Former Pentagon official Elbridge Colby was interviewed on The National Review’s Charles CW Cooke Podcast, where he provided some very high-level analysis on the tensions around China, Taiwan, and the United States.
I will here attempt to explain some of Colby’s comments for the benefit of the average reader, because Colby has been studying these things for many years and his commentary can be a bit advanced and esoteric for the casual punditry consumer.
“The analogy I use is… Taiwan is like a man with a cut in the ocean, and China is like a great white shark, and America is like a man in a boat,” Colby said in the interview.
“The problem is once that great white shark starts moving, you got no time,” added Colby.
You’re done. You know, if you’re not already by the side of the boat, right? Because it’s a great white shark.

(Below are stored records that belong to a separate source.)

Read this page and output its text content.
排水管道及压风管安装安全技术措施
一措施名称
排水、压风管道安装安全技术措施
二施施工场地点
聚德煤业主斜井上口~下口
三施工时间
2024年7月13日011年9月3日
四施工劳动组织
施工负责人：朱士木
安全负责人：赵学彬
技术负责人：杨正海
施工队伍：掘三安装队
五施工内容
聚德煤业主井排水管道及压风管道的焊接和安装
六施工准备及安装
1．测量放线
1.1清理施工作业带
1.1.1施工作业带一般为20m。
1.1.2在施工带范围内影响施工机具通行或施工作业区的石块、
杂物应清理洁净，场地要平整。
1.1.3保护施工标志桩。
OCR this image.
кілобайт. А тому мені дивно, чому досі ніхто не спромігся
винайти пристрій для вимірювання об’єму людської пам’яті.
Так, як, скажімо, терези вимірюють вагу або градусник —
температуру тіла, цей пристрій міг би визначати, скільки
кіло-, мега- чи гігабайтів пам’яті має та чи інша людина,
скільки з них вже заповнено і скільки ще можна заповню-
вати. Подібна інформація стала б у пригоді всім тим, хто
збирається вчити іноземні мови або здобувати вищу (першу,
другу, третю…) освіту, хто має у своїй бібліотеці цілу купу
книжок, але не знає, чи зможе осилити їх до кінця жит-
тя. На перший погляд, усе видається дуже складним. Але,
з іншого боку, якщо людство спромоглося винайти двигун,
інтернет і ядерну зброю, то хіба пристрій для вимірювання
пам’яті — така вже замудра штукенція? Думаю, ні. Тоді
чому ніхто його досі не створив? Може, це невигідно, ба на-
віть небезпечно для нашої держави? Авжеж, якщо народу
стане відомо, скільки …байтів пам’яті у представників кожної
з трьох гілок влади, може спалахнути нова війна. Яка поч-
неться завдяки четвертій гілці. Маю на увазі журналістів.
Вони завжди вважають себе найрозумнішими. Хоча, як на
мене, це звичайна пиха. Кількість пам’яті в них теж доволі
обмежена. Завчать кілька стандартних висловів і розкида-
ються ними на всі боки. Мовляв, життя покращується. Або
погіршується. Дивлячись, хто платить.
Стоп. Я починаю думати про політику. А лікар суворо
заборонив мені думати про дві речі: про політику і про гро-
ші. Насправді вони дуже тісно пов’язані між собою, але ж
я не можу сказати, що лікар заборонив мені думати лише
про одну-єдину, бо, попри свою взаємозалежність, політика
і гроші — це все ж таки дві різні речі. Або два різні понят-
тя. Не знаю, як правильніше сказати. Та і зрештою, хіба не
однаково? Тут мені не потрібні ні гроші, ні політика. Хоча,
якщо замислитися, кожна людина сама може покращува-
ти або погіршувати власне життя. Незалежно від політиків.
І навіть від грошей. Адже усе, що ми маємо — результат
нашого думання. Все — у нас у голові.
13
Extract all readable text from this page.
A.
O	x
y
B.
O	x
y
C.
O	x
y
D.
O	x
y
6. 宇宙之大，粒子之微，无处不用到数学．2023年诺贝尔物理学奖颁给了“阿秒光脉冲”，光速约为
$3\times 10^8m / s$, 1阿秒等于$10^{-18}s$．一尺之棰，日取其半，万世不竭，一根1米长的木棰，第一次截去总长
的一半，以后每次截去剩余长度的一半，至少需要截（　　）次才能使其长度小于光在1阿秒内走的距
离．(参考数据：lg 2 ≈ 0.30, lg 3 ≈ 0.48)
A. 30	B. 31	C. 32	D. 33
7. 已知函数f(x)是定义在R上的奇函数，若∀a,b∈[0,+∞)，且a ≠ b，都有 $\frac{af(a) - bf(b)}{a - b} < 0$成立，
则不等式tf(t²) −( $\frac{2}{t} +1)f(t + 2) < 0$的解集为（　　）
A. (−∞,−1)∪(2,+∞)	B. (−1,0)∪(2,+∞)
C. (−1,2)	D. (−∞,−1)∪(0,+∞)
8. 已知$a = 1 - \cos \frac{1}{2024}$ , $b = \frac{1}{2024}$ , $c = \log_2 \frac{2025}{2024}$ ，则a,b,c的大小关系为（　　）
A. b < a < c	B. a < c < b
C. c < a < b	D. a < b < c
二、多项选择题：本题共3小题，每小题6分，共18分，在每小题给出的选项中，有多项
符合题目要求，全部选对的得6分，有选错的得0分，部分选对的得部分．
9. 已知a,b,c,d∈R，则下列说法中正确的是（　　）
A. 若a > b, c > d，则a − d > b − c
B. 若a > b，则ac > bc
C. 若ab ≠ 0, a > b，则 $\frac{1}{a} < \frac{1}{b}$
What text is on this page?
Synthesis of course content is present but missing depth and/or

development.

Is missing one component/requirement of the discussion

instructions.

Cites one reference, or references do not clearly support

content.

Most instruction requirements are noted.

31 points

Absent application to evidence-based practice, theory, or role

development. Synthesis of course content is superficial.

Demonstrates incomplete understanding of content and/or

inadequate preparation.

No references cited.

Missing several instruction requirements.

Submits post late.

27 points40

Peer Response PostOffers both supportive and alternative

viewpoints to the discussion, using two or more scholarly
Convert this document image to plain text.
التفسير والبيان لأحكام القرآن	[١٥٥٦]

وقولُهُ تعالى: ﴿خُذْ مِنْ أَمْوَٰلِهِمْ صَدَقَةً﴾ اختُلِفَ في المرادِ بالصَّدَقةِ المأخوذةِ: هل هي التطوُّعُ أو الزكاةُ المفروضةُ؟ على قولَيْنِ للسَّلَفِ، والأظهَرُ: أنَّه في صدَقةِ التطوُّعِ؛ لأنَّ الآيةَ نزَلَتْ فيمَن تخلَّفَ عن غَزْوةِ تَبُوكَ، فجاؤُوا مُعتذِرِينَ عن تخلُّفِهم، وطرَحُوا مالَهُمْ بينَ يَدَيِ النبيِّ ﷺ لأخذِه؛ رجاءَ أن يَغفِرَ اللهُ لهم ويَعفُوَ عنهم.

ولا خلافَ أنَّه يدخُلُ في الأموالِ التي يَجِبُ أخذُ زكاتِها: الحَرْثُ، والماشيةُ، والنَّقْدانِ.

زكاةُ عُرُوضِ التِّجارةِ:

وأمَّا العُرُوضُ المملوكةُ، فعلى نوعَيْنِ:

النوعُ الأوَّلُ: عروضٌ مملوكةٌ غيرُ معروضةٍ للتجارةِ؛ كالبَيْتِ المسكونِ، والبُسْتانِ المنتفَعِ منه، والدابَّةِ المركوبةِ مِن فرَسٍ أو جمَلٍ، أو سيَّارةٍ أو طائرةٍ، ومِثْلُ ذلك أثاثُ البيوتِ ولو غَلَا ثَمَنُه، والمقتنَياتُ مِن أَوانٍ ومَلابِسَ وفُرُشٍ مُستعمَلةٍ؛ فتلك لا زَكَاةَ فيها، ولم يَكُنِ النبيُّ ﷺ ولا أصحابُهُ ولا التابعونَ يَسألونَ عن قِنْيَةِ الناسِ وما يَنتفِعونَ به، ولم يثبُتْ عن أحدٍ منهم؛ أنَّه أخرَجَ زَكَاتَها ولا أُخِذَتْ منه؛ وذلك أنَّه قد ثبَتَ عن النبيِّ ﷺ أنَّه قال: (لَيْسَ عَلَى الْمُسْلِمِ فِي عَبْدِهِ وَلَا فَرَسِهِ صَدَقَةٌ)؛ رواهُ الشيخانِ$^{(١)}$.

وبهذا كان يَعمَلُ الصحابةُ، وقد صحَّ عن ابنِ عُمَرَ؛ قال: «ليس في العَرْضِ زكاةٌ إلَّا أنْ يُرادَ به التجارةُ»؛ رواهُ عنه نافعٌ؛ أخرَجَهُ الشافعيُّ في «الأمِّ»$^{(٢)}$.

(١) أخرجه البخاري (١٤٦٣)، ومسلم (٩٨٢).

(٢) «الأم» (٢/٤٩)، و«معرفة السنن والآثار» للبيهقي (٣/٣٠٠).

"Taiwan is like a man with a cut in the ocean and China is like a Great White Shark and America is like a man in the boat."@ElbridgeColby joins @charlescwcooke's podcast to discuss Taiwan and the razor's edge the world sits on with the situation.
— National Review (@NRO) May 12, 2023
Now bear with me if Colby’s incisive observations went a bit over your head here, but if we break it down I’m confident that we can all catch up to this man’s towering intellect enough to catch a glimpse of his understanding on the matter.
What Colby appears to be saying–and please correct me of you think I’m reading this wrong–is that China is like a Great White Shark, which as we all know is an extremely dangerous aquatic predator with a voracious appetite, capable of gulping down a human being in a few swift bites.
Now, try to imagine being in a situation where you’re out there in the ocean, and there’s a Great White Shark right there with you in the water. And to make matters worse, you’re bleeding–a problem not only due to the wound from whence the blood is emanating, but also because sharks can smell blood in the water! That would be pretty bad, right?
Okay, so are you with me so far? Remember, this is very advanced stuff, so feel free to read back and review as much as you need.
Now, imagine you’re in that situation with the cut and the shark, and there’s a boat that you can go to to get away from the shark. You’d want to hop aboard that vessel as swiftly as possible, don’t you think? I know I would!
So to put it all together, what the esteemed Elbridge Colby is telling us is that China is analogous to the Great White Shark which is eyeing the bleeding man in the water, and the man can be compared to Taiwan, and the United States of America is comparable to the boat that is coming to the rescue of the man.
Make sense? If you’re still struggling to comprehend Colby’s scalpel-like geopolitical analysis, don’t worry, because I’ve obtained this helpful infographic to further illuminate your understanding:
Interestingly enough, this is not the first time China has been compared to a Great White Shark in recent western punditry. The Hoover Institution’s Matt Pottinger, a former advisor to President Donald Trump, made a similar comparison in an interview with Nikkei Asia earlier this month:
“We saw a baby shark and thought that we could transform it into a dolphin over time, to become a friendly sort of system,” Pottinger said.
Instead, what we did was we kept feeding the shark and the shark got bigger and bigger and bigger and bigger. And now we’re dealing with a formidable, great white.
“With a shark you put up a shark cage,” added Pottinger.
The shark doesn’t take it personally. It bumps into the cage. It respects those barriers.
Again, this is very complicated for the uninitiated layperson, but what Pottinger appears to be saying is that China is not at all comparable to a dolphin, which is an oceanic mammal known to be friendly toward people and easily trained to do tricks in aquatic theme parks. Rather, in Pottinger’s understanding, China is more comparable to a Great White Shark, which as you’ll recall from our discussion earlier in this essay is actually known to be rather dangerous.
If you’re still struggling to make sense of Pottinger’s luminous understanding, here’s another illustration to help make things a bit clearer:
If you need it simplified even further, another way to put it might be, CHINA BAD. SHARK BAD. CHINA LIKE SHARK. CHINA VERY, VERY BAD. BAD CHINA. BAD.
Again, don’t be hard on yourself if you can’t quite wrap your head around the high-level analysis of intellectual giants like Matt Pottinger and Elbridge Colby. If we could understand these things as well as they do, we’d be the ones earning big bucks from Washington think tanks, not them!
Well I think that’s enough work for your gray matter today. Have a rest and a nice sleep and come back fresh tomorrow, where we’ll be discussing some mind-blowing comparisons western analysts have been drawing between Vladimir Putin and Adolf Hitler.